Joseph wants to honor his brother's death by burning his body in a funeral pyre. The ritual is attended by his father, Chief Many Horses (Wes Studi), who says he mourns the loss of both of his sons, admitting that losing Joseph to the "white man" hurts him more. The McGinnes Brother's theater is back in business with newly acquired pornographic slides. Bohannon affirms his suspicions that his boxing match had been fixed and is offered a bounty of $100 by Sean McGinnes (Ben Esler) to kill the Swede.

Meanwhile, Elam and Eva cuddle in his tent, discussing their future, when Mr. Toole (Duncan Ollerenshaw) calls to him outside. Toole, his head draped in cloth, is still alive, after the bullet Elam fired into his mouth exited out the back of his neck. Toole begs for forgiveness, and Elam insists that he apologizes instead to Eva. Durant witnesses the Swede (Christopher Heyerdahl) conspiring outside his railcar about the man the Pinkertons located. The Swede later enters the bar and proposes a toast to Bohannon and his company for bravely slaying the Indians. Bohannon instead rallies the bar to hit their 40-mile mark, which they accomplish triumphantly the following day. The camp celebrates, including Lily (Dominique McElligott) who orders a brandy with Bohannon at the bar. Durant sees them and interrupts to tell Bohannon that he's offering him a "bonus" – information that the Swede is plotting against him, by sending telegrams to the authorities with evidence of Bohannon's past murders.

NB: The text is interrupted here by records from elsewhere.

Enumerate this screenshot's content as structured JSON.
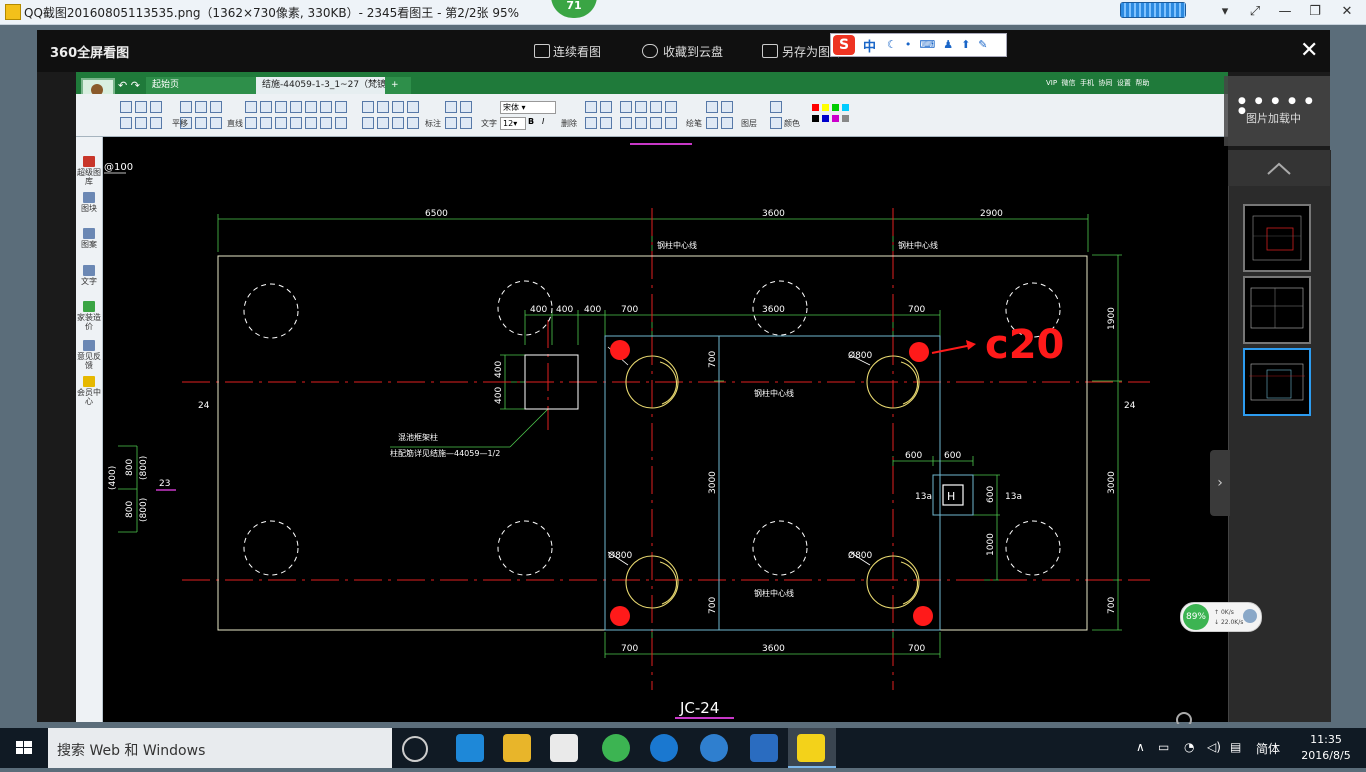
{
  "window": {
    "title": "QQ截图20160805113535.png（1362×730像素, 330KB）- 2345看图王 - 第2/2张 95%",
    "badge": "71"
  },
  "viewer": {
    "logo": "360全屏看图",
    "actions": [
      "连续看图",
      "收藏到云盘",
      "另存为图片"
    ],
    "close": "✕"
  },
  "ime": {
    "brand": "S",
    "mode": "中"
  },
  "cad": {
    "tabs": [
      "起始页",
      "结施-44059-1-3_1~27（梵镜...",
      "+"
    ],
    "top_right": [
      "VIP",
      "微信",
      "手机",
      "协同",
      "设置",
      "帮助"
    ],
    "toolbar_labels": [
      "平移",
      "直线",
      "标注",
      "文字",
      "删除",
      "绘笔",
      "图层",
      "颜色"
    ],
    "font_name": "宋体",
    "font_size": "12",
    "sidebar": [
      "超级图库",
      "图块",
      "图案",
      "文字",
      "家装造价",
      "意见反馈",
      "会员中心"
    ],
    "colors": {
      "row1": [
        "#ff0000",
        "#ffff00",
        "#00cc00",
        "#00ccff"
      ],
      "row2": [
        "#000000",
        "#0000cc",
        "#cc00cc",
        "#888888"
      ]
    }
  },
  "drawing": {
    "title": "JC-24",
    "top_label_left": "@100",
    "dims_top": [
      "6500",
      "3600",
      "2900"
    ],
    "dims_inner_top": [
      "400",
      "400",
      "400",
      "700",
      "3600",
      "700"
    ],
    "dims_bottom": [
      "700",
      "3600",
      "700"
    ],
    "dims_right": [
      "1900",
      "3000",
      "700"
    ],
    "dims_inner_vertical": [
      "700",
      "3000",
      "700"
    ],
    "dims_small_left": [
      "400",
      "400"
    ],
    "dims_left_side": [
      "800",
      "(800)",
      "(400)",
      "800",
      "(800)"
    ],
    "dims_col": [
      "600",
      "600",
      "600",
      "1000"
    ],
    "axis_labels": [
      "24",
      "24",
      "23"
    ],
    "steel_col_center": "钢柱中心线",
    "pile_dia": "Ø800",
    "col_tag": "13a",
    "note_line1": "混池框架柱",
    "note_line2": "柱配筋详见结施—44059—1/2",
    "annotation": "c20",
    "annotation_color": "#ff1a1a"
  },
  "side_panel": {
    "loading": "图片加载中",
    "net_percent": "89%",
    "net_up": "0K/s",
    "net_down": "22.0K/s"
  },
  "taskbar": {
    "search": "搜索 Web 和 Windows",
    "ime": "简体",
    "time": "11:35",
    "date": "2016/8/5"
  }
}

Joseph returns to the church where Ruth (Kasha Kropinski) consoles him over the death of his brother. The two kiss by lantern-light. Meanwhile, Griggs returns to the camp, intent on killing Joseph, but finds only Reverend Cole (Tom Noonan). The reverend pleads for Griggs's forgiveness of Joseph, but Griggs insists that Joseph be killed. As Griggs turns to leave, the reverend removes the soldier's sword and chops off his head.

==Notes==
The episode's title has several usages. "Timshel" is a song on the album Sigh No More by the group Mumford & Sons. The song plays during the episode's opening battle. "Timshel" or "timshol" (תימשל) is also a Hebrew word which has different translations, including "thou will rule," "thou can rule," or the more proper "thou mayest rule."

==Reception==
Sean McKenna of TV Fanatic rated the episode with 4 out of 5 stars, saying "'Timshel' was a rather enjoyable piece, touching on all of the major characters." However, The A.V. Club's Phil Nugent rated the episode a D, stating that Hell On Wheels "is the work of hacks, people whose lack of personal obsession and conflicted emotions render it an ambiguity-free zone."

The ninth episode was watched by 2.29 million viewers and had a 0.7 rating with the 18–49 age range – the series' third-lowest viewership of the season.